Overview#

This notebook contains content from the Whirlwind Tour of Python by Jake VanderPlas

One feature of Python that makes it so useful is the fact that it contains tools for a wide range of tasks. On top of this, there is a broad ecosystem of third-party modules that offer more specialized functionality.

Note

Python modules are a set of useful functions that eliminate the need for writing codes from scratch.

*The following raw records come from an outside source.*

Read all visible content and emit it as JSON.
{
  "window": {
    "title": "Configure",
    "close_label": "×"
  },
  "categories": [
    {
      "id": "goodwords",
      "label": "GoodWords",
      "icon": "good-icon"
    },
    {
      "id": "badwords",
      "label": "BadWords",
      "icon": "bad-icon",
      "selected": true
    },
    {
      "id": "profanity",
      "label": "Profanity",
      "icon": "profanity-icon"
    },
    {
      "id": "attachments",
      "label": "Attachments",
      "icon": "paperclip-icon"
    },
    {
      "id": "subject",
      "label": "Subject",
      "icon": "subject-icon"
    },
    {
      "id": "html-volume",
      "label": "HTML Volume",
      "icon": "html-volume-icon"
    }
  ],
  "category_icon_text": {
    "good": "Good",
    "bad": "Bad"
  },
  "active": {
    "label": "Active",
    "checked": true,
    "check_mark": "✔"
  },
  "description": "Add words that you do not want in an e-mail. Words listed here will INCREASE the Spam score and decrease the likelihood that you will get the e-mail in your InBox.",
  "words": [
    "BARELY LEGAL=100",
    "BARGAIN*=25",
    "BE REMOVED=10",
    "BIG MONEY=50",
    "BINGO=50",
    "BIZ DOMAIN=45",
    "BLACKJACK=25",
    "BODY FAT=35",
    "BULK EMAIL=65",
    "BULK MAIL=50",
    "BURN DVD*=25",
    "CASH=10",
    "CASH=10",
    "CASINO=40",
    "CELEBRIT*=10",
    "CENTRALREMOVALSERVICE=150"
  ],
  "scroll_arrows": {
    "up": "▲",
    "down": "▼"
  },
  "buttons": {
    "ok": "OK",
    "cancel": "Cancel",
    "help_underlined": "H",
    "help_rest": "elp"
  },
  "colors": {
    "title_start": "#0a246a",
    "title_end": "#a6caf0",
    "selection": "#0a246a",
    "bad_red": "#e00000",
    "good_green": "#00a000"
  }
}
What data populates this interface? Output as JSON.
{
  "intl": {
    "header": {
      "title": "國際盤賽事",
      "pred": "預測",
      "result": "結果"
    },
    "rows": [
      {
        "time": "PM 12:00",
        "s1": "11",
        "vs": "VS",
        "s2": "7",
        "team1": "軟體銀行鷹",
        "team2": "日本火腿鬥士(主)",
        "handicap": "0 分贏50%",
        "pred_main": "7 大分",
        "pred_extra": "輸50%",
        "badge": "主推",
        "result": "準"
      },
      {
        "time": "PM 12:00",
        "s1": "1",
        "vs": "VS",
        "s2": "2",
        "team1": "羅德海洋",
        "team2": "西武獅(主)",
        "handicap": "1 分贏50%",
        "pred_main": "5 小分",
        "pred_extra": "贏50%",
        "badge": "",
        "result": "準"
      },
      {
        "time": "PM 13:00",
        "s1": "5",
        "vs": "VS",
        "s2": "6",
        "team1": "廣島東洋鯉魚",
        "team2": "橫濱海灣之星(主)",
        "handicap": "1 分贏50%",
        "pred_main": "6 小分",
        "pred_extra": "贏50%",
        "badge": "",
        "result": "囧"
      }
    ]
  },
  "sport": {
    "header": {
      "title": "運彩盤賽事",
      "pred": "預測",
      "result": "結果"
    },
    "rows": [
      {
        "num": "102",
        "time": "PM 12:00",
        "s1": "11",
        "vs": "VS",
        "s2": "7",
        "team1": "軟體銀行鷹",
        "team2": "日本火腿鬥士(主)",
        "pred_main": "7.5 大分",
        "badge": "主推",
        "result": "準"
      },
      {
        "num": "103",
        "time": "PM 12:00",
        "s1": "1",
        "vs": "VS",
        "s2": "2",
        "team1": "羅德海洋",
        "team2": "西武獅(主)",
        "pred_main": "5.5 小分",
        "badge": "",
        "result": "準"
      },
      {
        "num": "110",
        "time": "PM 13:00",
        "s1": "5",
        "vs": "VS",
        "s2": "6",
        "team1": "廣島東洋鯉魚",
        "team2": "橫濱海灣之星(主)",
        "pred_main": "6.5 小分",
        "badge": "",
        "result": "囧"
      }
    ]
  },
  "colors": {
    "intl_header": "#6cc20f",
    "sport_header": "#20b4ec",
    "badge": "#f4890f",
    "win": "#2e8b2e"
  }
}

A Python module is a reusable chunk of code that you can import in your own projects so you don’t have to write all the code by yourself. There are around 140000 available Python projects and one way to discover and install them is to use the Python Package Index (PyPI). Note that we will use another way to install Python modules since we work with the open source data science platform Anaconda (as a general rule, you shouldn’t use PyPI in Anaconda).

Built-in modules#

Python’s standard library contains many useful built-in modules, which you can read about fully in Python’s documentation. Any of these can be imported with the import statement. Here is a short list of some of the modules you might wish to explore and learn about:

  • os and sys: Tools for interfacing with the operating system, including navigating file directory structures and executing shell commands

  • math and cmath: Mathematical functions and operations on real and complex numbers

  • itertools: Tools for constructing and interacting with iterators and generators

  • functools: Tools that assist with functional programming

  • random: Tools for generating pseudorandom numbers

  • pickle: Tools for object persistence: saving objects to and loading objects from disk

  • json and csv: Tools for reading JSON-formatted and CSV-formatted files.

  • urllib: Tools for doing HTTP and other web requests.

You can find information on these, and many more, in the Python standard library documentation: https://docs.python.org/3/library/.

Important modules#

Here a list of some of the modules we will use frequently:

  • pandas is a fast, powerful, flexible and easy to use open source data analysis and manipulation tool. We will use pandas regularly in our course and you will find all relevant content in this introduction to pandas

  • NumPy offers tools for scientific computing like mathematical functions and random number generators.

  • SciPy contains algorithms for scientific computing.

  • matplotlib is a library for creating data visualizations.

  • Seaborn provides a high-level interface for drawing attractive and informative statistical graphics.

  • Altair is a simple, friendly and consistent API built on top of the powerful Vega-Lite visualization grammar of interactive graphics. This elegant simplicity produces beautiful and effective visualizations with a minimal amount of code.

  • plotly is a graphing library to make interactive, publication-quality graphs.

  • statsmodels includes statistical models, hypothesis tests, and data exploration.

  • scikit-learn provides a toolkit for applying common machine learning algorithms to data.

  • TensorFlow is an end-to-end open source platform for machine learning.

Import modules#

For loading built-in and third-party modules, Python provides the import statement. There are a few ways to use the statement, which we will briefly mention in this chapter, from most recommended to least recommended.

Explicit module import#

Explicit import of a module preserves the module’s content in a namespace. The namespace is then used to refer to its contents with a “.” between them. For example, here we’ll import the built-in math module and compute the cosine of pi:

import math
math.cos(math.pi)

Explicit module import by alias#

For longer module names, it’s not convenient to use the full module name each time you access some element. For this reason, we’ll commonly use the "import ... as ..." pattern to create a shorter alias for the namespace.

For example, the NumPy (Numerical Python) package, a popular third-party package useful for data science, is by convention imported under the alias np:

import numpy as np
np.cos(np.pi)

Explicit import of module contents#

Sometimes rather than importing the module namespace, you would just like to import a few particular items from the module. This can be done with the "from ... import ..." pattern.

For example, we can import just the cos function and the pi constant from the math module:

from math import cos, pi
cos(pi)

Implicit import#

Finally, it is sometimes useful to import the entirety of the module contents into the local namespace. This can be done with the "from ... import *" pattern:

from math import *
sin(pi) ** 2 + cos(pi) ** 2

This pattern should be used sparingly, if at all. The problem is that such imports can sometimes overwrite function names that you do not intend to overwrite, and the implicitness of the statement makes it difficult to determine what has changed.